Power is the probability your test will correctly reject the null hypothesis when there really is an effect. Beta (β) is the false-negative rate, the probability you’ll miss a real effect. Power is just 1 - β.

The convention is to aim for 80% power, which means you’re willing to miss real effects 20% of the time. That’s a lot, by the way. One in five real wins gone, just like that.

Power depends on four things:

  • The alpha you set (lower alpha = stricter = less power)
  • The effect size you’re trying to detect (smaller effects need more data)
  • The sample size you have
  • The variance in your metric (noisier metrics need more data)

These trade off against each other. If you can’t increase sample size, you either accept lower power, settle for detecting only larger effects, or relax your alpha.

Why most CRO programmes are silently underpowered

Section titled “Why most CRO programmes are silently underpowered”

Most Shopify stores don’t have the traffic to run well-powered tests on realistic effect sizes. A store doing 10k sessions a month, testing for a 5% relative lift on a 3% baseline conversion at α = 0.05, needs roughly 200,000 sessions per variant to hit 80% power. That’s about three years per arm, on a calculator that doesn’t even account for weekly seasonality.
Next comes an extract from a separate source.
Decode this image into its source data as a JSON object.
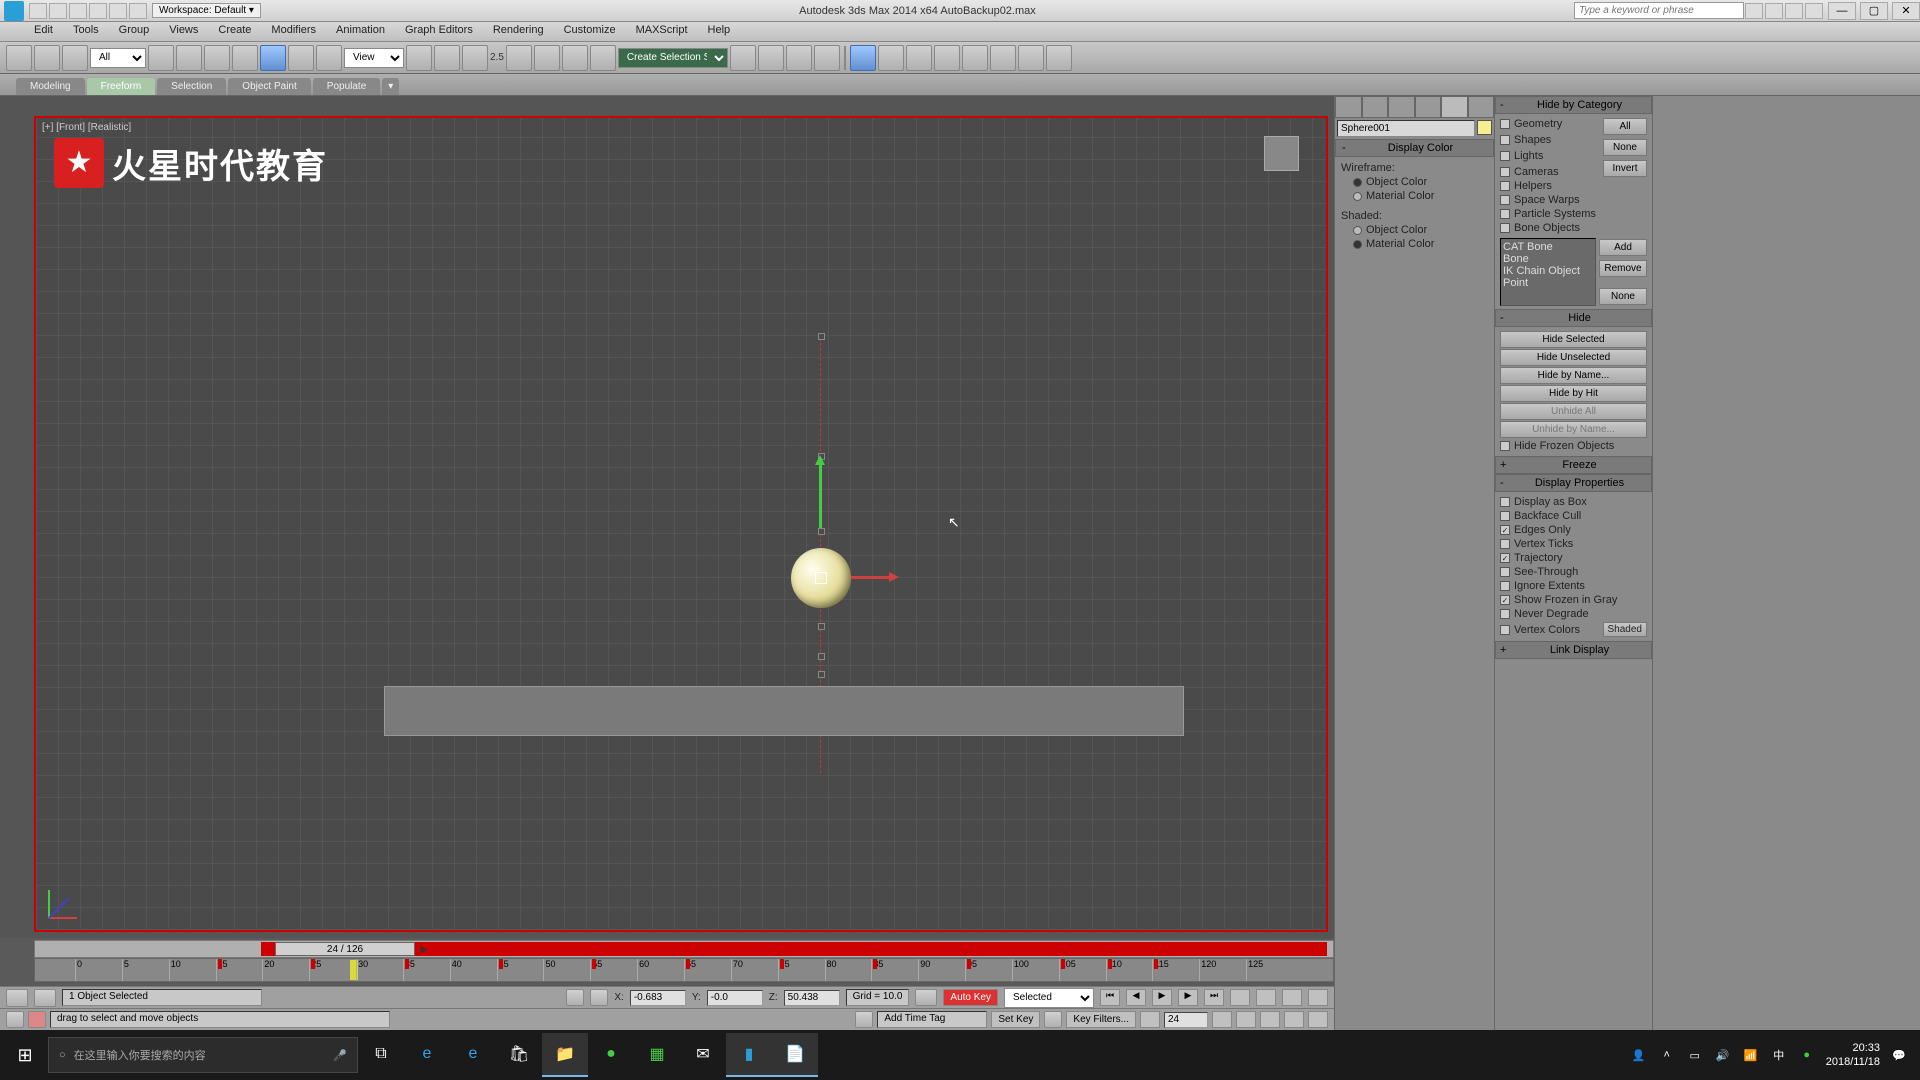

So instead they run two-week tests, see “no significant difference”, and conclude the change didn’t work. What actually happened is the test couldn’t have detected the effect even if it was there.

I usually run the sample size calc before the test brief is even written. If the answer is “more than a quarter”, we either pick a bigger swing (layouts and offers, not button colours), move the test up the funnel where there’s more volume, or accept we’re running directional tests and lean harder on qualitative research.